Perhaps, I now realize, Harrison and I were heading toward the same place from very different starting points. Harrison started from structure, I from the actor, yet both of these starting points are abstract constructs, generalities without actual referents. Sought were the possibilities from moments of coming together, where selves can be sorely challenged and structures turn gooey. Harrison’s “Identity and Control” was the synthesis of an entire career, and they drew upon a vast range of cases from different academic fields and historical periods. It came out in 1992, as I was leaving the field. On pages 82–84, Harrison coined the term “Leifer ties.” I have long since lost the ability to explain Harrison, and even here my attempts at explanation are feeble.
Harrison was a skilled social actor who could implement his theories in real time.
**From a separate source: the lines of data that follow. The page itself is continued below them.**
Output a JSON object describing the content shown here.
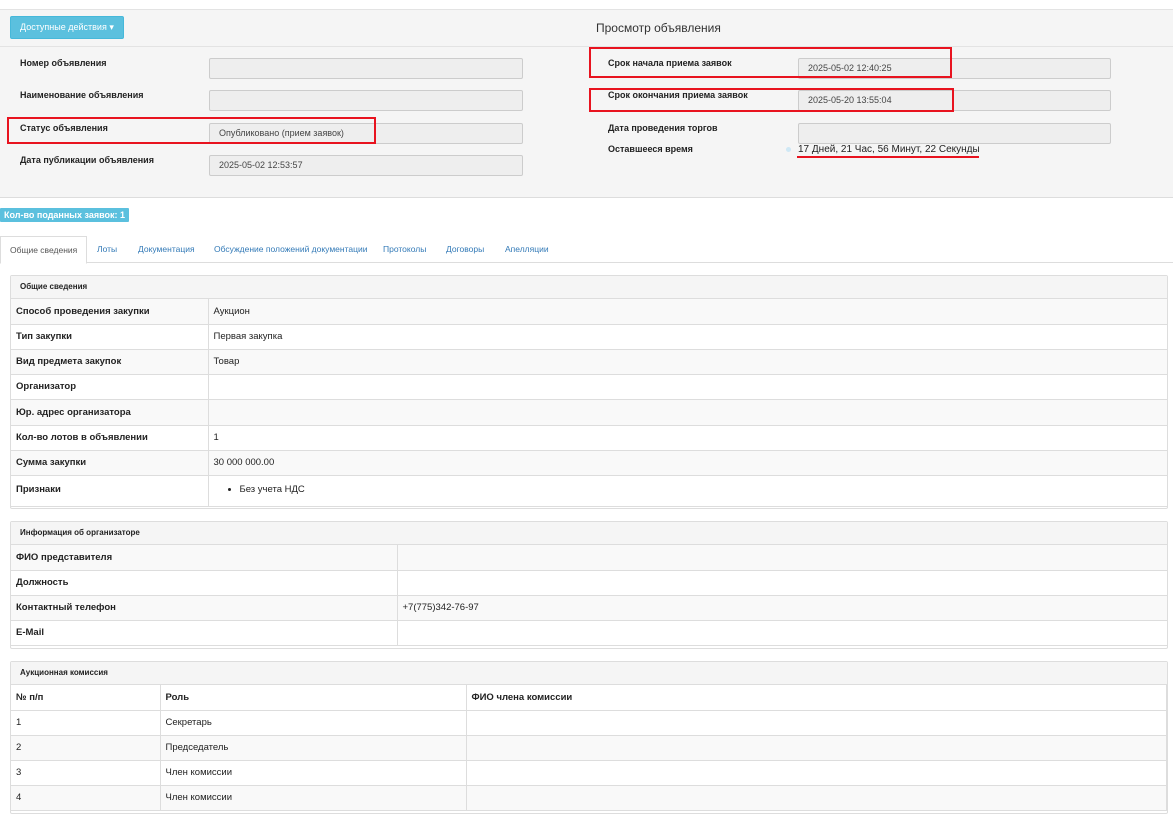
{
  "header": {
    "actions_label": "Доступные действия",
    "title": "Просмотр объявления"
  },
  "info": {
    "number_label": "Номер объявления",
    "number_value": "",
    "name_label": "Наименование объявления",
    "name_value": "",
    "status_label": "Статус объявления",
    "status_value": "Опубликовано (прием заявок)",
    "pub_date_label": "Дата публикации объявления",
    "pub_date_value": "2025-05-02 12:53:57",
    "start_label": "Срок начала приема заявок",
    "start_value": "2025-05-02 12:40:25",
    "end_label": "Срок окончания приема заявок",
    "end_value": "2025-05-20 13:55:04",
    "auction_date_label": "Дата проведения торгов",
    "auction_date_value": "",
    "remaining_label": "Оставшееся время",
    "remaining_value": "17 Дней, 21 Час, 56 Минут, 22 Секунды"
  },
  "badge": "Кол-во поданных заявок: 1",
  "tabs": [
    "Общие сведения",
    "Лоты",
    "Документация",
    "Обсуждение положений документации",
    "Протоколы",
    "Договоры",
    "Апелляции"
  ],
  "general": {
    "title": "Общие сведения",
    "rows": [
      {
        "k": "Способ проведения закупки",
        "v": "Аукцион"
      },
      {
        "k": "Тип закупки",
        "v": "Первая закупка"
      },
      {
        "k": "Вид предмета закупок",
        "v": "Товар"
      },
      {
        "k": "Организатор",
        "v": ""
      },
      {
        "k": "Юр. адрес организатора",
        "v": ""
      },
      {
        "k": "Кол-во лотов в объявлении",
        "v": "1"
      },
      {
        "k": "Сумма закупки",
        "v": "30 000 000.00"
      },
      {
        "k": "Признаки",
        "v": "Без учета НДС"
      }
    ]
  },
  "organizer": {
    "title": "Информация об организаторе",
    "rows": [
      {
        "k": "ФИО представителя",
        "v": ""
      },
      {
        "k": "Должность",
        "v": ""
      },
      {
        "k": "Контактный телефон",
        "v": "+7(775)342-76-97"
      },
      {
        "k": "E-Mail",
        "v": ""
      }
    ]
  },
  "commission": {
    "title": "Аукционная комиссия",
    "headers": [
      "№ п/п",
      "Роль",
      "ФИО члена комиссии"
    ],
    "rows": [
      {
        "n": "1",
        "role": "Секретарь",
        "fio": ""
      },
      {
        "n": "2",
        "role": "Председатель",
        "fio": ""
      },
      {
        "n": "3",
        "role": "Член комиссии",
        "fio": ""
      },
      {
        "n": "4",
        "role": "Член комиссии",
        "fio": ""
      }
    ]
  }
}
Yet in his work, he never drew upon his own experiences. I have little skill, and it can take hours, days, and even decades to appreciate what has happened in a single moment. My understanding of Leifer ties could only come from my (working paper) theory. Only Harrison could give a personal account, and I would have loved to hear it.
Harrison passed away a few months before I could send him my working paper. I would have liked to show him the enormous influence he has had on my thinking, and acknowledge my unpaid debt to him. And, yes, I would have liked to receive a “wow”, for his sake and my own, for I hope neither of us was or is ever too old for that kind of excitement.